Post visit stress disorder

One thing my family does quite well is emigrate but the experience has changed fundamentally through the generations. When my grandmother’s siblings emigrated to the US in the 1920s and 1930s, they knew they would only cross the Atlantic once. Visits home were unheard of for most long-distance emigrants of that era. When my uncles emigrated to Britain in the 1960s and 1970s, the trip back to Ireland was still expensive and they mostly came back once a year – until they found English wives and then less often. Even my older cousins who emigrated to the US and London in the 1980s baulked at the price of phone calls and visits were infrequent.

I can only imagine to what degree they suffered homesickness and loneliness in their new homes. Ultimately they were forced to let go. For better or for worse they built new lives for themselves.

Mine has been a very different type of emigration. Ten years ago I left Ireland to come and live in Switzerland and now new family ties keep me here. The trouble is I haven’t left Ireland behind, I can’t and I don’t want to. All the time that I’m forging a new life here for myself, I’m carrying around an ailing version of my old one. Through email, phone calls, skype and texts and regular visits I try to keep up contact – but it is an imperfect and fractured kind of contact. I try to stay close but people are having crises I know nothing about and I am having a crisis I never get to explain.

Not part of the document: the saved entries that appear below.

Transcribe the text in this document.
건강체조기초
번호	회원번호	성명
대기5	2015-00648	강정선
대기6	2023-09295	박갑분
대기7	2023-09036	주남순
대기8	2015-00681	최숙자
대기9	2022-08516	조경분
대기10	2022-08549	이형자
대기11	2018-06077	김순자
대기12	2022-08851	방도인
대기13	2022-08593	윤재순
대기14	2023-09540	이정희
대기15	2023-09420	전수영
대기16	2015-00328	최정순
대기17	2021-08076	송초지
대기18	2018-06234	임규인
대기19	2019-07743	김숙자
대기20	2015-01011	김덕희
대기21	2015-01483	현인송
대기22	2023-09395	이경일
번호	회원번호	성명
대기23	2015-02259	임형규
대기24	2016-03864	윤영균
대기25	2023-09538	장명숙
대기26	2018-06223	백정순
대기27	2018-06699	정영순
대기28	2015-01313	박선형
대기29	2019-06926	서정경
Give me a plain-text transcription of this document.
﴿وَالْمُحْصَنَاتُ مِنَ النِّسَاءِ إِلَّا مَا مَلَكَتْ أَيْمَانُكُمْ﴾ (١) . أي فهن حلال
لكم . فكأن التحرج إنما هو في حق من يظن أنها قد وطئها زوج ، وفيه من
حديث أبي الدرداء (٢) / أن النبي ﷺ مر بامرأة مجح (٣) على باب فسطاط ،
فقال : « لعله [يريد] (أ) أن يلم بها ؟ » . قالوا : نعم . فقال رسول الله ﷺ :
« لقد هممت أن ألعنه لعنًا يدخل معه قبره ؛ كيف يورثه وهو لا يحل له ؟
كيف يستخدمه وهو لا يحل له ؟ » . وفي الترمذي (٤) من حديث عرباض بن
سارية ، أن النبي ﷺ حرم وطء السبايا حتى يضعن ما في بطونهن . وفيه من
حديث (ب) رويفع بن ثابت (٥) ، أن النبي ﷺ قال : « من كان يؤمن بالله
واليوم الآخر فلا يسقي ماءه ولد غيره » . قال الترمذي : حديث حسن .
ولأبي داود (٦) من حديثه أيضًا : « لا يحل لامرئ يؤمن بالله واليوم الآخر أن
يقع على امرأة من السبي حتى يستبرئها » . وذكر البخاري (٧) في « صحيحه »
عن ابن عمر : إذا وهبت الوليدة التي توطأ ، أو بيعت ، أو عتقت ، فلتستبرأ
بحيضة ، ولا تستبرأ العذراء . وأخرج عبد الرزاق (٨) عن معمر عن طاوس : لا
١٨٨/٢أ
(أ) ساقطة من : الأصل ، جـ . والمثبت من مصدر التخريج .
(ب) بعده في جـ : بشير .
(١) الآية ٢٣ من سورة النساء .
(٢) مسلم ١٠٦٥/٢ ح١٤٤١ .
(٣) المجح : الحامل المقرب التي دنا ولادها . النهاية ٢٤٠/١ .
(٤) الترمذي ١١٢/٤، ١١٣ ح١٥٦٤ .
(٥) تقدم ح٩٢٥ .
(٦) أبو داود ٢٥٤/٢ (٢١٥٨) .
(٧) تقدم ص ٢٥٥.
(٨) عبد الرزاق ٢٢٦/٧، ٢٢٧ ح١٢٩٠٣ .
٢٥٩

The truth is I come back from visits to Ireland like a bag of cats, suffering from a kind of post visit stress disorder. Instead of being happy that I got to see one aunt, a friend who lost his mother at Christmas, my niece and nephews, my mother and sisters, and a college friend back from England (all in three days!), I am tormented by guilt and regret over the other people I didn’t get to see or speak to, some of whom I didn’t even tell I was coming (more guilt). The long visits are even worse because we all have the mistaken impression two weeks is a long time. Arrangements add up and people say “sure we’ll see you again before you go” and next thing I know I’m squeezing in appointments like a greedy doctor and I’m using my mother’s house like a hotel with free babysitting.

I like to imagine that one day, when my working life is through and my children are established in their own lives, I will end up in an old folks’ home with my sisters, close cousins and friends. We will hang out on the porch, enjoying warm Irish summer evenings (it is a fantasy) and we will talk, talk talk. We will finally get to catch up on all those missing years and belatedly support each other through every past triumph and disaster and all the humdrum days in between. If I find myself feeling nostalgic about post visit stress disorder – not impossible, I can develop nostalgia for almost anything – all I’ll have to do is book a flight back to Switzerland.

3 thoughts on “Post visit stress disorder

  1. I like the blog Clare!

    You should try reverse culture shock, the shock of moving back ‘home’ after many years abroad and realising that the ‘home’ you remembered or encountered during brief visits home is a very different place to the one you had remembered and refashioned in your mind during all those years abroad. And you understand that while you still see yourself as ‘Irish’, your version of Irishness is quite different to that of the Irish people who have never left. And you feel that you don’t quite fit in anymore. That’s the feeling I have in the schoolyard most days. And it’s the feeling that makes me want to jump on a plane to go and live somewhere else, so that I can feel really ‘Irish’ again – the overseas Irish that maybe is my version of being Irish.

    Just a thought!

    1. Hi VB,
      Oh I know I have a tendency to romanticise and I have to remind myself every day that far away hills are green. I probably would end up just as you describe, on top of missing all the things that are great about Switzerland. Maybe there is a limit to how much time we can spend away before becoming a little bit foreign ourselves. Dont’ jump on a plane just yet!
      C

  2. I loved this post, Clare. I spotted the Irish name on Kristen Lamb’s blog comments and popped over to take a look. I read some of your short stories/flash fiction as well. You have talent. Are you a member of any peer review sites – they are a great way of getting feedback on your fiction and have many very experienced writers and critters. I can recommend youwriteon.com. Check it out and best of luck with building up a following with your blog. I’m even newer to this than you!